‘Pink Panther’ director, Blake Edwards dies

Oscar-winning director Blake Edwards, who made the Pink Panther movies and the 1961 classic Breakfast at Tiffany’s has died at the age of 88, his agent said yesterday. Mr Edwards worked with some cinema legends such as Audrey Hepburn, Cary Grant, Tony...

Oscar-winning director Blake Edwards, who made the Pink Panther movies and the 1961 classic Breakfast at Tiffany’s has died at the age of 88, his agent said yesterday.

Mr Edwards worked with some cinema legends such as Audrey Hepburn, Cary Grant, Tony Curtis and Jack Lemmon in a career stretching more than half a century.

But he is probably most well known for the Pink Panther series starting in 1963, in which bumbling Inspector Clouseau played by British actor Peter Sellers hunts David Niven’s aristocratic jewel thief Sir Charles Lytton.

He also rated actress Bo Derek a perfect “10” in the 1979 film of that name with Dudley Moore.

Mr Edwards tackled a wide variety of topics, including the coming-out story of Breakfast at Tiffany’s, an adaptation of a novel by Truman Capote, earning Oscars for Audrey Hepburn, Henry Mancini and Johnny Mercer, who wrote the lyrics to Moon River.

The Academy of Motion Picture Arts and Sciences awarded Mr Edwards – who was married to actress Julie Andrews (Mary Poppins) – an honorary lifetime achievement Oscar in 2004.

His agent Lou Pitt confirmed he had died, while the “Entertainment Tonight” news show and website reported that he died in Santa Monica on Wednesday night from complications of pneumonia, with Ms Andrews at his side.

Mr Edwards is survived by Andrews, his second wife, whom he married in 1969, along with their five children and two children from his previous marriage.

Born William Blake Crump in Tulsa, Oklahoma on July 26, 1922, Edwards was a stepson of stage director Jack McEdwards. He grew up in the film business, went to school with children of Hollywood stars and roomed with actor Mickey Rooney.

After a brief stint as an actor, Mr Edwards mastered behind-the-camera crafts including screenwriting, directing and producing. He began as a script writer for a radio detective show where the first glimmers of his humour appeared.

The Pink Panther movies – with their infectious theme music scored by Henry Mancini – were immediate blockbusters, although Mr Edwards did not always see eye to eye with Mr Sellers.

The men clashed on the set, but Mr Edwards allowed Mr Sellers to make a bumbler out of Inspector Clouseau and move the character to the centre of the plot.
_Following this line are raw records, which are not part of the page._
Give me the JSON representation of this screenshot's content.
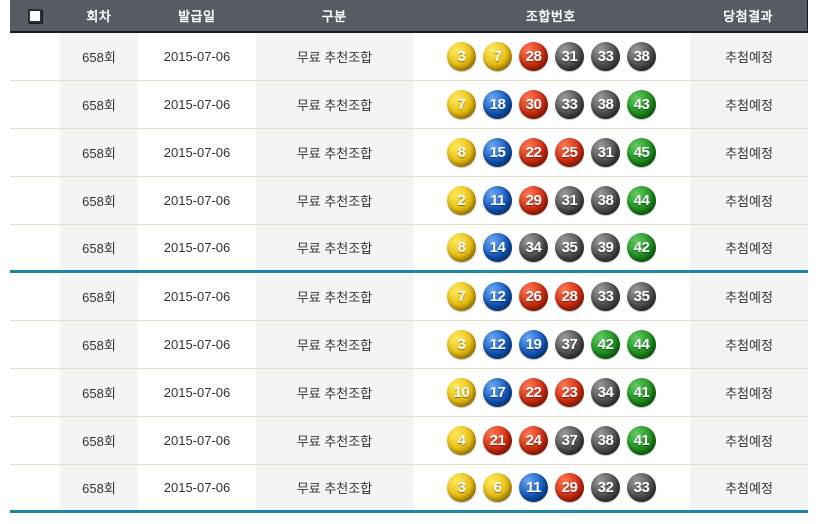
{
  "header": {
    "columns": [
      "회차",
      "발급일",
      "구분",
      "조합번호",
      "당첨결과"
    ]
  },
  "table": {
    "rows": [
      {
        "round": "658회",
        "issue_date": "2015-07-06",
        "category": "무료 추천조합",
        "numbers": [
          3,
          7,
          28,
          31,
          33,
          38
        ],
        "result": "추첨예정"
      },
      {
        "round": "658회",
        "issue_date": "2015-07-06",
        "category": "무료 추천조합",
        "numbers": [
          7,
          18,
          30,
          33,
          38,
          43
        ],
        "result": "추첨예정"
      },
      {
        "round": "658회",
        "issue_date": "2015-07-06",
        "category": "무료 추천조합",
        "numbers": [
          8,
          15,
          22,
          25,
          31,
          45
        ],
        "result": "추첨예정"
      },
      {
        "round": "658회",
        "issue_date": "2015-07-06",
        "category": "무료 추천조합",
        "numbers": [
          2,
          11,
          29,
          31,
          38,
          44
        ],
        "result": "추첨예정"
      },
      {
        "round": "658회",
        "issue_date": "2015-07-06",
        "category": "무료 추천조합",
        "numbers": [
          8,
          14,
          34,
          35,
          39,
          42
        ],
        "result": "추첨예정"
      },
      {
        "round": "658회",
        "issue_date": "2015-07-06",
        "category": "무료 추천조합",
        "numbers": [
          7,
          12,
          26,
          28,
          33,
          35
        ],
        "result": "추첨예정"
      },
      {
        "round": "658회",
        "issue_date": "2015-07-06",
        "category": "무료 추천조합",
        "numbers": [
          3,
          12,
          19,
          37,
          42,
          44
        ],
        "result": "추첨예정"
      },
      {
        "round": "658회",
        "issue_date": "2015-07-06",
        "category": "무료 추천조합",
        "numbers": [
          10,
          17,
          22,
          23,
          34,
          41
        ],
        "result": "추첨예정"
      },
      {
        "round": "658회",
        "issue_date": "2015-07-06",
        "category": "무료 추천조합",
        "numbers": [
          4,
          21,
          24,
          37,
          38,
          41
        ],
        "result": "추첨예정"
      },
      {
        "round": "658회",
        "issue_date": "2015-07-06",
        "category": "무료 추천조합",
        "numbers": [
          3,
          6,
          11,
          29,
          32,
          33
        ],
        "result": "추첨예정"
      }
    ]
  },
  "ball_color_groups": {
    "1-10": "#e8bd12",
    "11-20": "#1257bd",
    "21-30": "#cf2c10",
    "31-40": "#4e4e4e",
    "41-45": "#1e8f1e"
  },
  "colors": {
    "header_bg": "#575c64",
    "header_border": "#1c1d1f",
    "row_divider": "#e9ddcc",
    "group_divider": "#1e87a5",
    "shaded_column_bg": "#f4f4f4",
    "text": "#333333"
  }
}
It worked.

They made seven films all together between 1964 and 1978. But the relationship between the two men soured, and at the time of Mr Sellers’ death in 1980, Mr Edwards was working on a new Clouseau movie without him.

As for the one actor he liked to work with best, Edwards named Jack Lemmon. He played Jack Clay, who slides into alcoholism with his wife, played by Lee Remick, in the 1962 film “Days of Wine and Roses.”